フランは慣れっこなのか、度胸があるのか、普通に目を合わせる。
「なに?」
「アオ、なにしにきた」
ゲノムはすぐに視線を移して、上から俺を見つめる。
今更気づいたというよりも、落ち着いたから話しかけたという感じだろう。中庭に着たときなんかほとんど無視だったのに、ゲノムのノリってわかり辛いなぁ。
「何しにきたといわれると……とりあえず、見学だ」
「そうか」
反応も素っ気無いし、何がしたいのだこれは。
「フラン」
「だから、なに」
「今日はもうやめよう。俺の体が持たない」
「おいおいゲノムちゃんよ、あんたの図太そうなのは見た目だけじゃないでしょうがよ」
スノウが、ゲノムの提案に茶々を入れる。ちゃんちゃらおかしいといった風だ。
「そうです、確かに危険な状態でしたが、今からセイブーンで身体状態を調べます。おそらく問題がなければ」
「俺がやらないといえば、それは精神的な問題で駄目だ」
ゲノムはもう一度、フランを見る。その後で、俺を見る。
「今日は、やっちゃいけない」
「おいおい、気絶までして怖気づいたってんじゃ無いだろうね?」
「そう、見えるか?」
「……あーごめ、そうねやめましょう」
スノウは難色を示していたと思ったら、突然何かに気づいて心変わりした。
「あんたね、わかりづらすぎ」
「すまない」
「どうしたのですか二人とも、いきなり」
「あたしも今日はパス。たまには休みたい気分なんだわ」
「安心しろ、明日以降はちゃんとやる」
リアスだけは納得していないが、両腕を組んで溜息をついた。
「本当ですよね……わかりました。今日はやめましょう。予定通りならそれなりの戦果を得られたのですが……ぐちぐち」
なんか勝手に話が進んだが、特訓はやめになったのか。
フランも突然入ってきた予定の空欄に、ぽかんとしている。
でも困ったな、フランが毎日何をやっているのかわかったが、このままだとフランが俺とは別行動してしまう可能性がでてきたわけで。
いや無理言ってでも付いて行くことは出来るけど。
餓鬼の頃から、なんもないのに一緒にいるとなんでいんのって言われるから、あんまり好きな状況ではない。変に緊張する。
「ん……」
当のフランは、顎に手を当てて思案中だ。おそらく、今後どうするかだろう。俺の好きな、下を向いて一心不乱に考える表情をしている。
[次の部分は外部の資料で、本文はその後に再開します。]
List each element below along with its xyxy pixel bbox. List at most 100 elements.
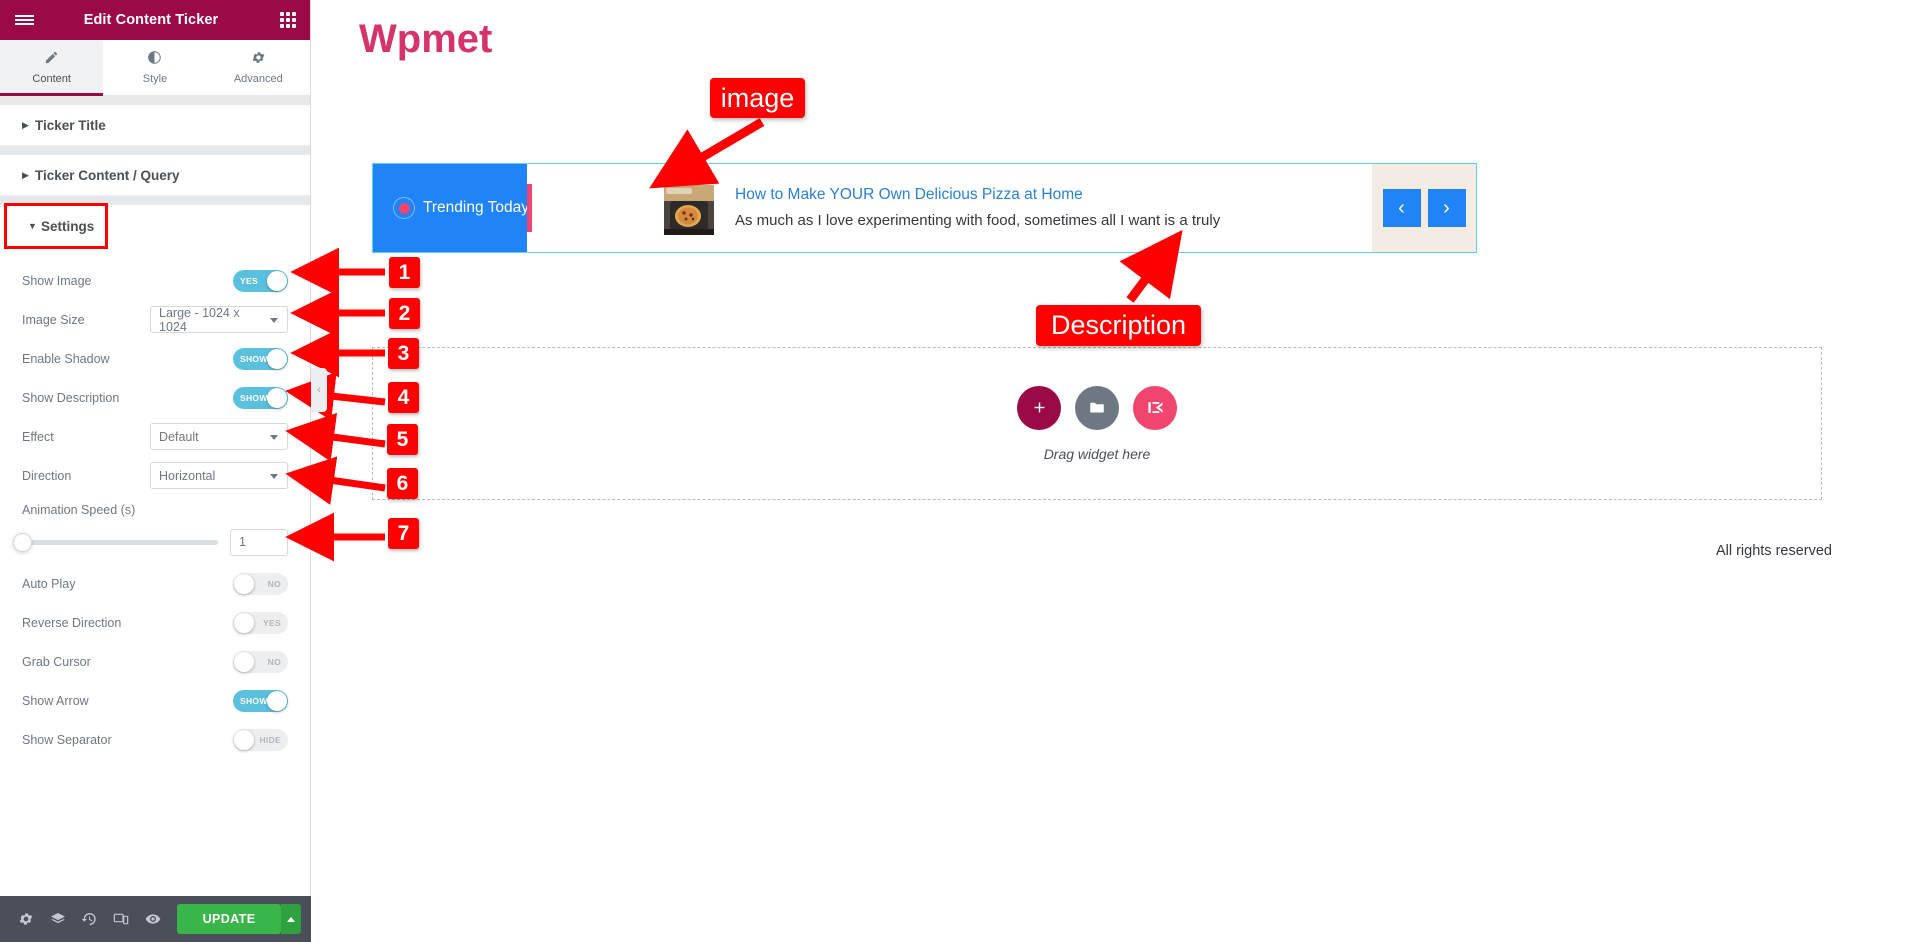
toggle-knob — [267, 690, 287, 711]
control-effect: Effect Default — [0, 417, 310, 456]
control-show-arrow: Show Arrow SHOW — [0, 681, 310, 720]
animation-speed-slider[interactable] — [13, 532, 218, 552]
toggle-knob — [234, 729, 254, 750]
control-label: Effect — [22, 429, 54, 444]
tab-content-label: Content — [32, 73, 71, 85]
site-logo: Wpmet — [359, 17, 493, 61]
gear-icon — [251, 50, 266, 68]
effect-select[interactable]: Default — [150, 423, 288, 450]
animation-speed-input[interactable]: 1 — [230, 528, 288, 556]
editor-canvas: Wpmet Trending Today How to Make YOUR Ow… — [311, 0, 1920, 942]
enable-shadow-toggle[interactable]: SHOW — [233, 347, 288, 370]
show-separator-toggle[interactable]: HIDE — [233, 728, 288, 751]
grab-cursor-toggle[interactable]: NO — [233, 650, 288, 673]
section-ticker-content-query[interactable]: ▶ Ticker Content / Query — [0, 155, 310, 196]
control-show-description: Show Description SHOW — [0, 378, 310, 417]
tab-content[interactable]: Content — [0, 40, 104, 96]
chevron-down-icon: ▼ — [28, 221, 37, 231]
toggle-knob — [234, 612, 254, 633]
toggle-state-text: NO — [267, 656, 281, 667]
toggle-knob — [267, 387, 287, 408]
folder-template-icon[interactable] — [1075, 385, 1119, 430]
step-badge-6: 6 — [387, 468, 418, 499]
control-label: Reverse Direction — [22, 615, 122, 630]
layers-icon[interactable] — [42, 896, 74, 942]
section-ticker-content-query-label: Ticker Content / Query — [35, 167, 180, 183]
content-ticker-widget[interactable]: Trending Today How to Make YOUR Own Deli… — [372, 163, 1477, 253]
pizza-thumbnail — [664, 185, 714, 235]
panel-title: Edit Content Ticker — [83, 12, 219, 28]
contrast-half-circle-icon — [147, 50, 162, 68]
history-icon[interactable] — [73, 896, 105, 942]
control-show-separator: Show Separator HIDE — [0, 720, 310, 759]
apps-grid-icon[interactable] — [266, 0, 310, 40]
show-description-toggle[interactable]: SHOW — [233, 386, 288, 409]
tab-style-label: Style — [142, 73, 168, 85]
ticker-prev-arrow-icon[interactable]: ‹ — [1382, 189, 1421, 227]
toggle-knob — [267, 270, 287, 291]
dropzone-label: Drag widget here — [1043, 445, 1151, 462]
step-badge-7: 7 — [388, 518, 419, 549]
control-label: Show Description — [22, 390, 120, 405]
ticker-item-description: As much as I love experimenting with foo… — [735, 212, 1221, 229]
footer-rights-text: All rights reserved — [1715, 543, 1832, 559]
tab-advanced[interactable]: Advanced — [207, 40, 310, 95]
direction-select[interactable]: Horizontal — [150, 462, 288, 489]
control-label: Show Separator — [22, 732, 112, 747]
control-label: Grab Cursor — [22, 654, 91, 669]
control-label: Show Image — [22, 273, 92, 288]
section-settings-label: Settings — [41, 218, 95, 234]
step-badge-2: 2 — [389, 298, 420, 329]
panel-collapse-handle[interactable]: ‹ — [311, 368, 327, 412]
slider-thumb[interactable] — [13, 532, 32, 552]
gear-icon[interactable] — [10, 896, 42, 942]
section-ticker-title[interactable]: ▶ Ticker Title — [0, 105, 310, 146]
update-options-caret-icon[interactable] — [281, 904, 301, 934]
control-image-size: Image Size Large - 1024 x 1024 — [0, 300, 310, 339]
control-label: Image Size — [22, 312, 85, 327]
toggle-state-text: NO — [267, 578, 281, 589]
ticker-next-arrow-icon[interactable]: › — [1427, 189, 1466, 227]
section-settings[interactable]: ▼ Settings — [4, 203, 108, 249]
ticker-badge-label: Trending Today — [423, 199, 529, 216]
control-auto-play: Auto Play NO — [0, 564, 310, 603]
toggle-state-text: YES — [263, 617, 281, 628]
elementor-editor-panel: Edit Content Ticker Content Style Advanc… — [0, 0, 311, 942]
ticker-badge: Trending Today — [373, 164, 529, 252]
pencil-icon — [44, 50, 59, 68]
reverse-direction-toggle[interactable]: YES — [233, 611, 288, 634]
annotation-description-label: Description — [1036, 305, 1201, 346]
chevron-right-icon: ▶ — [22, 119, 29, 130]
toggle-state-text: SHOW — [240, 353, 268, 364]
control-label: Animation Speed (s) — [22, 503, 136, 517]
control-grab-cursor: Grab Cursor NO — [0, 642, 310, 681]
annotation-image-label: image — [710, 78, 805, 118]
panel-tabs: Content Style Advanced — [0, 40, 310, 96]
ticker-item-title[interactable]: How to Make YOUR Own Delicious Pizza at … — [735, 186, 1083, 204]
responsive-mode-icon[interactable] — [105, 896, 137, 942]
show-image-toggle[interactable]: YES — [233, 269, 288, 292]
control-animation-speed: Animation Speed (s) — [0, 495, 310, 525]
add-widget-icon[interactable] — [1017, 385, 1061, 430]
step-badge-3: 3 — [388, 338, 419, 369]
preview-eye-icon[interactable] — [137, 896, 169, 942]
image-size-select[interactable]: Large - 1024 x 1024 — [150, 306, 288, 334]
update-button[interactable]: UPDATE — [176, 904, 282, 934]
animation-speed-row: 1 — [0, 525, 310, 559]
toggle-knob — [267, 348, 287, 369]
control-show-image: Show Image YES — [0, 261, 310, 300]
tab-style[interactable]: Style — [103, 40, 206, 95]
ticker-separator — [527, 184, 532, 232]
control-enable-shadow: Enable Shadow SHOW — [0, 339, 310, 378]
show-arrow-toggle[interactable]: SHOW — [233, 689, 288, 712]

ふと、俺のほかにもフランを見ている二人がいた。ゲノムとスノウだ。あいつらもこの表情好きなのだろうか。リアスはまだ愚痴っている。
「……アオ、ちょっと」
「ん、なんだ」
フランの考えがまとまったのだろうか。それにしては結構しもどろだ。
「あの、ね」
たぶん、緊張している。それくらいわかる。
俺に何か提案をするつもりなのだろうか、帰れとかでもない限りは受け入れる。
「一緒に……行こ」
「構わないぞ。喜んで……で、どこだ」
どこかに連れて行ってくれるのか。
場所は気になるが、とりあえず受け入れる。ここでどこだよとか言ったらさらに緊張するだろうし。
フランは期待通り緊張をほぐしてくれた。ほっと一息ついた後に、口を開く。
「わたしの家」
「フランの家……あ」
そうだよ、フランが知っていて俺の知らない場所なんて、ほとんど無かった。
フランの家。そう、俺が異世界に飛んでフランと出会った、冒険の始まりの場所だ。